If you’re doing some estate planning and speak with someone at a bank about how to avoid probate for an account you have there, you may hear the term “Totten trust.” Such an account is really just a payable-on-death (POD) bank account—an account for which you name a beneficiary, who inherits the funds in the account after your death.
These accounts are widely used, because they provide an easy way to transfer money at death without probate court proceedings. To set up a Totten trust/POD account or to turn an existing savings or checking account into a POD account, all you have to do is fill out some paperwork provided by the bank, naming the POD beneficiary. The documents must be turned into the bank, so that the bank has a record of who the beneficiary is. It’s not enough to fill out the form and stick it in your desk drawer.
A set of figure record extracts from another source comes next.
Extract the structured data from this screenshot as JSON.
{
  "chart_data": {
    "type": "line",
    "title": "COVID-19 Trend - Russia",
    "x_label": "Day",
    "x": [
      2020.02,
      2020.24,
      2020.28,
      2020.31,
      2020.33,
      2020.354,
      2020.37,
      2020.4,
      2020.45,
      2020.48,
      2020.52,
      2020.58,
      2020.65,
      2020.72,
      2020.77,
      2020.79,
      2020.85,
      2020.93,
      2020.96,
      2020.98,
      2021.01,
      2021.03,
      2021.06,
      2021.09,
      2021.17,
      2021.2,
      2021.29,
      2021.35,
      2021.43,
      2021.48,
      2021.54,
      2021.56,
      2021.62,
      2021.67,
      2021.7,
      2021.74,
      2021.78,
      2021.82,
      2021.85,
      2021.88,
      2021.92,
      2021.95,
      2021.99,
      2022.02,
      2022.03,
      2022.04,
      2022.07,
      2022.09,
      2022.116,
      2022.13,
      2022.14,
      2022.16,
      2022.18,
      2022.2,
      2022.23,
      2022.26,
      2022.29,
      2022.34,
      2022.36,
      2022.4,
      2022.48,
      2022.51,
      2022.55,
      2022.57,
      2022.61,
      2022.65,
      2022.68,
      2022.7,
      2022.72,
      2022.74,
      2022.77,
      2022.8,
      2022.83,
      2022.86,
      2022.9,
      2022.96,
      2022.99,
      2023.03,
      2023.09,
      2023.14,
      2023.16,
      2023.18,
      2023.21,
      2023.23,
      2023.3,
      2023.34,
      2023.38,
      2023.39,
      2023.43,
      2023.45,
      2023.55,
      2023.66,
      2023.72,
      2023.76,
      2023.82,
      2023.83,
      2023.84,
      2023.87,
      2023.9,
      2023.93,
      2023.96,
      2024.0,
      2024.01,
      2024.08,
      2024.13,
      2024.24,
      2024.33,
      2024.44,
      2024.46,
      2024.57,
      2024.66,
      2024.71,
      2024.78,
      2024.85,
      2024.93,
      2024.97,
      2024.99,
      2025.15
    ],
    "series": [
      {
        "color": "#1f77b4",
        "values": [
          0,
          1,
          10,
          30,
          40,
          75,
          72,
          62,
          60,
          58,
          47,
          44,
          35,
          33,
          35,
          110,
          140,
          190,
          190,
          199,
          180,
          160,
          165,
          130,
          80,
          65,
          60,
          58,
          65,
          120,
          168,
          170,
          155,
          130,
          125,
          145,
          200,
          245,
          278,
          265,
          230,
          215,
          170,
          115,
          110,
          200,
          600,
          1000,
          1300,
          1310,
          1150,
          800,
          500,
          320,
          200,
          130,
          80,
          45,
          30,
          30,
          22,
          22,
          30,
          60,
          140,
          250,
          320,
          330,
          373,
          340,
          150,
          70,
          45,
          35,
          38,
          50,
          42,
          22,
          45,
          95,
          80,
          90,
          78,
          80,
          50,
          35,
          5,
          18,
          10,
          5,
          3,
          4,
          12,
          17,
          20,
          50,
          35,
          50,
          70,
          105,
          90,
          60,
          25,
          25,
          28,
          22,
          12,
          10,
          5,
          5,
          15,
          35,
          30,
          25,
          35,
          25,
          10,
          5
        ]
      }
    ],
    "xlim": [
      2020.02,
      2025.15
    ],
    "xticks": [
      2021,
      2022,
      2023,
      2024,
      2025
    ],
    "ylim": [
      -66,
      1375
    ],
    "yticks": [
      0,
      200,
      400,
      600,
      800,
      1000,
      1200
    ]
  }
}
Naming a POD beneficiary doesn’t have any consequences while you’re alive. The beneficiary doesn’t have any rights to the money during your life. This means that not only that the beneficiary can’t withdraw money, but also that the money is not considered an asset of the beneficiary if the beneficiary gets divorced, runs up debt and is sued by creditors, or files for bankruptcy.
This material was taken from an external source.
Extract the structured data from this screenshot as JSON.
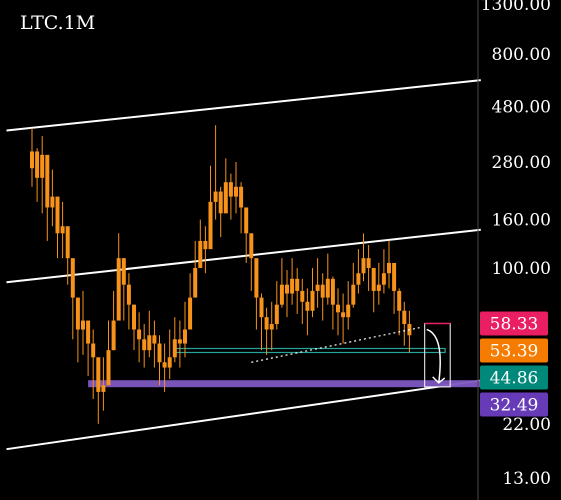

You are free to close the account, withdraw some or all of the funds, or name a different beneficiary at any time. The money in the account isn’t protected from your creditors; it’s just like any other bank account.
That’s it. After your death, the POD or trust beneficiary simply goes to the bank and collects the funds in the account. There may be a short waiting period before a bank will release funds, but no probate court proceeding is required. Usually, all that’s required is evidence of the death (a certified copy of the death certificate) and of the beneficiary’s identity. Banks have been doing this for years, and they’re very familiar with the process—they’re the ones who provide the forms on which account owners designate their POD beneficiaries, after all.
The name comes from a 1904 decision in a New York case called In re Totten. The court ruled that it someone could open a bank account as a trustee for another person, who had no right to the money until the account owner died. Other courts hadn’t allowed this, objecting that such an arrangement was trying to take the place of a will, and that wills must be executed with much more formality—for example, witnesses must watch the will-maker sign.
The Totten court got around this problem by calling the account a “tentative trust”—in more modern language, a revocable trust. You, the account owner, are the trustee, in control of money that will eventually go to the trust beneficiary. But whether you call the arrangement a Totten trust, a revocable bank account trust, or a POD account, the result is the same.
After the New York court’s decision in the Totten case, other states adopted the idea of Totten trusts. Later, state legislatures began enacting statutes authorizing and regulating these accounts, but calling them "payable-on-death accounts" instead of "Totten trusts."